My colleague the member for Banks, who is the Chairman of the Joint Standing Committee on Electoral Matters, neglected to point out one other political factor. Not only do we have the Electoral Commission, the government, others in the House and independent electoral experts supporting this legislation, but we also have the governments of New South Wales and Victoria supporting it. Excuse me, but as far as I understand it they are both of the conservative hue. Mr O'Farrell is the Premier of the New South Wales and Mr Baillieu is the Premier of Victoria. Neither of those two gentlemen or their governments seem to share the prejudices of the members for Mackellar and Indi. They do not seek to overturn the attempts to enfranchise as many Australians as possible—or, in their cases, as many Victorians or New South Welshman as possible. They are quite happy with these changes—changes accepted with the more rational support of people like Morrison, Ronaldson and Scott, who were on this committee previously.
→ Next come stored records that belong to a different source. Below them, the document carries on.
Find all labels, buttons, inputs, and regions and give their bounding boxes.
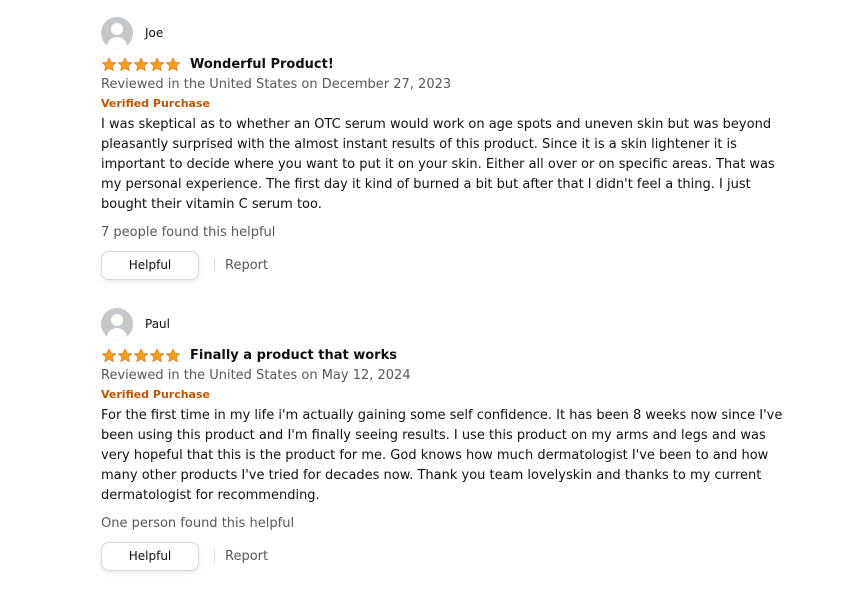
star-icon: [165, 348, 181, 362]
review-title[interactable]: Finally a product that works: [190, 348, 397, 363]
verified-purchase-badge[interactable]: Verified Purchase: [101, 387, 801, 402]
reviewer-profile[interactable]: Paul: [101, 308, 801, 340]
star-icon: [149, 57, 165, 71]
star-icon: [165, 57, 181, 71]
review-actions: Helpful Report: [101, 250, 801, 280]
avatar-icon: [101, 17, 133, 49]
helpful-button[interactable]: Helpful: [101, 250, 199, 280]
review-date: Reviewed in the United States on May 12,…: [101, 368, 411, 383]
review-body: I was skeptical as to whether an OTC ser…: [101, 117, 775, 212]
review-date: Reviewed in the United States on Decembe…: [101, 77, 452, 92]
star-icon: [117, 348, 133, 362]
report-link[interactable]: Report: [225, 258, 268, 273]
avatar-icon: [101, 308, 133, 340]
review-title-row: Finally a product that works: [101, 345, 801, 365]
reviewer-profile[interactable]: Joe: [101, 17, 801, 49]
star-rating[interactable]: [101, 348, 181, 363]
review-actions: Helpful Report: [101, 541, 801, 571]
divider: [214, 549, 215, 563]
reviewer-name[interactable]: Joe: [145, 26, 163, 40]
star-icon: [149, 348, 165, 362]
reviewer-name[interactable]: Paul: [145, 317, 170, 331]
star-icon: [117, 57, 133, 71]
star-icon: [133, 57, 149, 71]
review-body: For the first time in my life i'm actual…: [101, 408, 783, 503]
star-icon: [101, 57, 117, 71]
review-title-row: Wonderful Product!: [101, 54, 801, 74]
star-icon: [101, 348, 117, 362]
review-title[interactable]: Wonderful Product!: [190, 57, 334, 72]
divider: [214, 258, 215, 272]
review-item: Paul Finally a product that works Review…: [101, 308, 801, 571]
report-link[interactable]: Report: [225, 549, 268, 564]
verified-purchase-badge[interactable]: Verified Purchase: [101, 96, 801, 111]
helpful-count: One person found this helpful: [101, 516, 295, 531]
helpful-count: 7 people found this helpful: [101, 225, 276, 240]
helpful-button[interactable]: Helpful: [101, 541, 199, 571]
star-rating[interactable]: [101, 57, 181, 72]
review-item: Joe Wonderful Product! Reviewed in the U…: [101, 17, 801, 280]
star-icon: [133, 348, 149, 362]
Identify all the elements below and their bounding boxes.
Over time, the changes will see more Australians on the electoral roll. That will ensure its integrity. If there is any attempt to enrol people unfairly or illegally, this should be looked at by the Electoral Commission and by the Australia Federal Police. As I have said on previous occasions, attempts to look at this kind of behaviour have been minimal at best. In fact, most of the 72 cases were of people in northern New South Wales who were trying to get drivers licences in Queensland and had nothing to do with trying to rort electoral procedures. These are very great amendments and a great progress towards democracy of which this government can be very proud.